Dollar Bay High School is located in Dollar Bay, Michigan. It was established in 1914 and lies right on the outer boundary of Dollar Bay, a small town on the Keweenaw Waterway. The school has fewer than 400 students, K-12. Most active students are from Dollar Bay, Tamarack City, Hubbell, Hancock, and Lake Linden.

==Academics==
Dollar Bay offers dual enrollment for students through neighboring colleges, Gogebic Community College, Michigan Tech and formerly Finlandia University. Students involved in this program will go to a university of choice for 2 hours and join in the class they have chosen.
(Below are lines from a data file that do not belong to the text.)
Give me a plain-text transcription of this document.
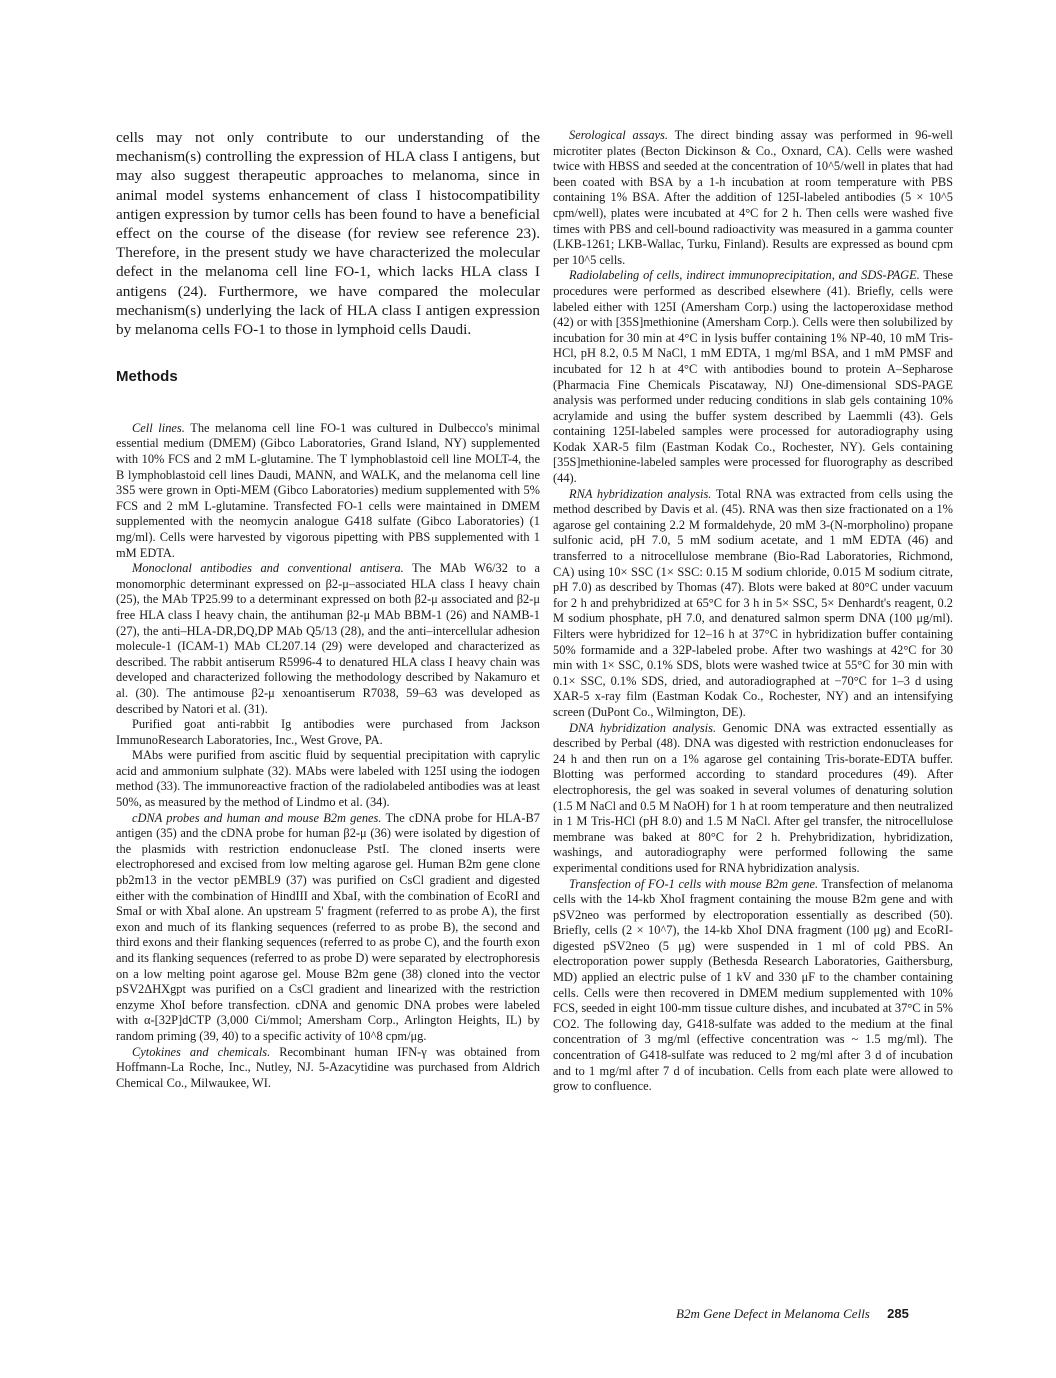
cells may not only contribute to our understanding of the mechanism(s) controlling the expression of HLA class I antigens, but may also suggest therapeutic approaches to melanoma, since in animal model systems enhancement of class I histocompatibility antigen expression by tumor cells has been found to have a beneficial effect on the course of the disease (for review see reference 23). Therefore, in the present study we have characterized the molecular defect in the melanoma cell line FO-1, which lacks HLA class I antigens (24). Furthermore, we have compared the molecular mechanism(s) underlying the lack of HLA class I antigen expression by melanoma cells FO-1 to those in lymphoid cells Daudi.

Methods

Cell lines. The melanoma cell line FO-1 was cultured in Dulbecco's minimal essential medium (DMEM) (Gibco Laboratories, Grand Island, NY) supplemented with 10% FCS and 2 mM L-glutamine. The T lymphoblastoid cell line MOLT-4, the B lymphoblastoid cell lines Daudi, MANN, and WALK, and the melanoma cell line 3S5 were grown in Opti-MEM (Gibco Laboratories) medium supplemented with 5% FCS and 2 mM L-glutamine. Transfected FO-1 cells were maintained in DMEM supplemented with the neomycin analogue G418 sulfate (Gibco Laboratories) (1 mg/ml). Cells were harvested by vigorous pipetting with PBS supplemented with 1 mM EDTA.

Monoclonal antibodies and conventional antisera. The MAb W6/32 to a monomorphic determinant expressed on β2-μ–associated HLA class I heavy chain (25), the MAb TP25.99 to a determinant expressed on both β2-μ associated and β2-μ free HLA class I heavy chain, the antihuman β2-μ MAb BBM-1 (26) and NAMB-1 (27), the anti–HLA-DR,DQ,DP MAb Q5/13 (28), and the anti–intercellular adhesion molecule-1 (ICAM-1) MAb CL207.14 (29) were developed and characterized as described. The rabbit antiserum R5996-4 to denatured HLA class I heavy chain was developed and characterized following the methodology described by Nakamuro et al. (30). The antimouse β2-μ xenoantiserum R7038, 59–63 was developed as described by Natori et al. (31).

Purified goat anti-rabbit Ig antibodies were purchased from Jackson ImmunoResearch Laboratories, Inc., West Grove, PA.

MAbs were purified from ascitic fluid by sequential precipitation with caprylic acid and ammonium sulphate (32). MAbs were labeled with 125I using the iodogen method (33). The immunoreactive fraction of the radiolabeled antibodies was at least 50%, as measured by the method of Lindmo et al. (34).

cDNA probes and human and mouse B2m genes. The cDNA probe for HLA-B7 antigen (35) and the cDNA probe for human β2-μ (36) were isolated by digestion of the plasmids with restriction endonuclease PstI. The cloned inserts were electrophoresed and excised from low melting agarose gel. Human B2m gene clone pb2m13 in the vector pEMBL9 (37) was purified on CsCl gradient and digested either with the combination of HindIII and XbaI, with the combination of EcoRI and SmaI or with XbaI alone. An upstream 5' fragment (referred to as probe A), the first exon and much of its flanking sequences (referred to as probe B), the second and third exons and their flanking sequences (referred to as probe C), and the fourth exon and its flanking sequences (referred to as probe D) were separated by electrophoresis on a low melting point agarose gel. Mouse B2m gene (38) cloned into the vector pSV2ΔHXgpt was purified on a CsCl gradient and linearized with the restriction enzyme XhoI before transfection. cDNA and genomic DNA probes were labeled with α-[32P]dCTP (3,000 Ci/mmol; Amersham Corp., Arlington Heights, IL) by random priming (39, 40) to a specific activity of 10^8 cpm/μg.

Cytokines and chemicals. Recombinant human IFN-γ was obtained from Hoffmann-La Roche, Inc., Nutley, NJ. 5-Azacytidine was purchased from Aldrich Chemical Co., Milwaukee, WI.

Serological assays. The direct binding assay was performed in 96-well microtiter plates (Becton Dickinson & Co., Oxnard, CA). Cells were washed twice with HBSS and seeded at the concentration of 10^5/well in plates that had been coated with BSA by a 1-h incubation at room temperature with PBS containing 1% BSA. After the addition of 125I-labeled antibodies (5 × 10^5 cpm/well), plates were incubated at 4°C for 2 h. Then cells were washed five times with PBS and cell-bound radioactivity was measured in a gamma counter (LKB-1261; LKB-Wallac, Turku, Finland). Results are expressed as bound cpm per 10^5 cells.

Radiolabeling of cells, indirect immunoprecipitation, and SDS-PAGE. These procedures were performed as described elsewhere (41). Briefly, cells were labeled either with 125I (Amersham Corp.) using the lactoperoxidase method (42) or with [35S]methionine (Amersham Corp.). Cells were then solubilized by incubation for 30 min at 4°C in lysis buffer containing 1% NP-40, 10 mM Tris-HCl, pH 8.2, 0.5 M NaCl, 1 mM EDTA, 1 mg/ml BSA, and 1 mM PMSF and incubated for 12 h at 4°C with antibodies bound to protein A–Sepharose (Pharmacia Fine Chemicals Piscataway, NJ) One-dimensional SDS-PAGE analysis was performed under reducing conditions in slab gels containing 10% acrylamide and using the buffer system described by Laemmli (43). Gels containing 125I-labeled samples were processed for autoradiography using Kodak XAR-5 film (Eastman Kodak Co., Rochester, NY). Gels containing [35S]methionine-labeled samples were processed for fluorography as described (44).

RNA hybridization analysis. Total RNA was extracted from cells using the method described by Davis et al. (45). RNA was then size fractionated on a 1% agarose gel containing 2.2 M formaldehyde, 20 mM 3-(N-morpholino) propane sulfonic acid, pH 7.0, 5 mM sodium acetate, and 1 mM EDTA (46) and transferred to a nitrocellulose membrane (Bio-Rad Laboratories, Richmond, CA) using 10× SSC (1× SSC: 0.15 M sodium chloride, 0.015 M sodium citrate, pH 7.0) as described by Thomas (47). Blots were baked at 80°C under vacuum for 2 h and prehybridized at 65°C for 3 h in 5× SSC, 5× Denhardt's reagent, 0.2 M sodium phosphate, pH 7.0, and denatured salmon sperm DNA (100 μg/ml). Filters were hybridized for 12–16 h at 37°C in hybridization buffer containing 50% formamide and a 32P-labeled probe. After two washings at 42°C for 30 min with 1× SSC, 0.1% SDS, blots were washed twice at 55°C for 30 min with 0.1× SSC, 0.1% SDS, dried, and autoradiographed at −70°C for 1–3 d using XAR-5 x-ray film (Eastman Kodak Co., Rochester, NY) and an intensifying screen (DuPont Co., Wilmington, DE).

DNA hybridization analysis. Genomic DNA was extracted essentially as described by Perbal (48). DNA was digested with restriction endonucleases for 24 h and then run on a 1% agarose gel containing Tris-borate-EDTA buffer. Blotting was performed according to standard procedures (49). After electrophoresis, the gel was soaked in several volumes of denaturing solution (1.5 M NaCl and 0.5 M NaOH) for 1 h at room temperature and then neutralized in 1 M Tris-HCl (pH 8.0) and 1.5 M NaCl. After gel transfer, the nitrocellulose membrane was baked at 80°C for 2 h. Prehybridization, hybridization, washings, and autoradiography were performed following the same experimental conditions used for RNA hybridization analysis.

Transfection of FO-1 cells with mouse B2m gene. Transfection of melanoma cells with the 14-kb XhoI fragment containing the mouse B2m gene and with pSV2neo was performed by electroporation essentially as described (50). Briefly, cells (2 × 10^7), the 14-kb XhoI DNA fragment (100 μg) and EcoRI-digested pSV2neo (5 μg) were suspended in 1 ml of cold PBS. An electroporation power supply (Bethesda Research Laboratories, Gaithersburg, MD) applied an electric pulse of 1 kV and 330 μF to the chamber containing cells. Cells were then recovered in DMEM medium supplemented with 10% FCS, seeded in eight 100-mm tissue culture dishes, and incubated at 37°C in 5% CO2. The following day, G418-sulfate was added to the medium at the final concentration of 3 mg/ml (effective concentration was ~ 1.5 mg/ml). The concentration of G418-sulfate was reduced to 2 mg/ml after 3 d of incubation and to 1 mg/ml after 7 d of incubation. Cells from each plate were allowed to grow to confluence.

B2m Gene Defect in Melanoma Cells 285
Dollar Bay offers electives.

==Sports and clubs==
Dollar Bay offers many sports and clubs for its student body.

- Basketball
There are full Varsity and Junior Varsity boys and girls teams along with programs for middle school students and children in the elementary for early basketball development.

- Hockey
Dollar Bay merges their team with nearby Jeffers High School to form a full squad.

- Football
Dollar Bay participates in a co-op with Hancock High School.

- Track
Varsity and Junior Varsity track teams are available for students 7-12 to join.

- Golf
Starting in 2016, Golf is a co-ed sport available at the high school level.

- Cross Country
Students in grades 7-12 can compete in Junior High, Junior Varsity or Varsity Cross Country.

- Cheerleading
Cheerleading is open for girls 7-12.

- Quiz bowl
Students 7-12 are eligible for quiz bowl.

- Chorus
Chorus is offered for all students grade 7-12, and is held during lunch period on Mondays, Wednesdays, and Fridays.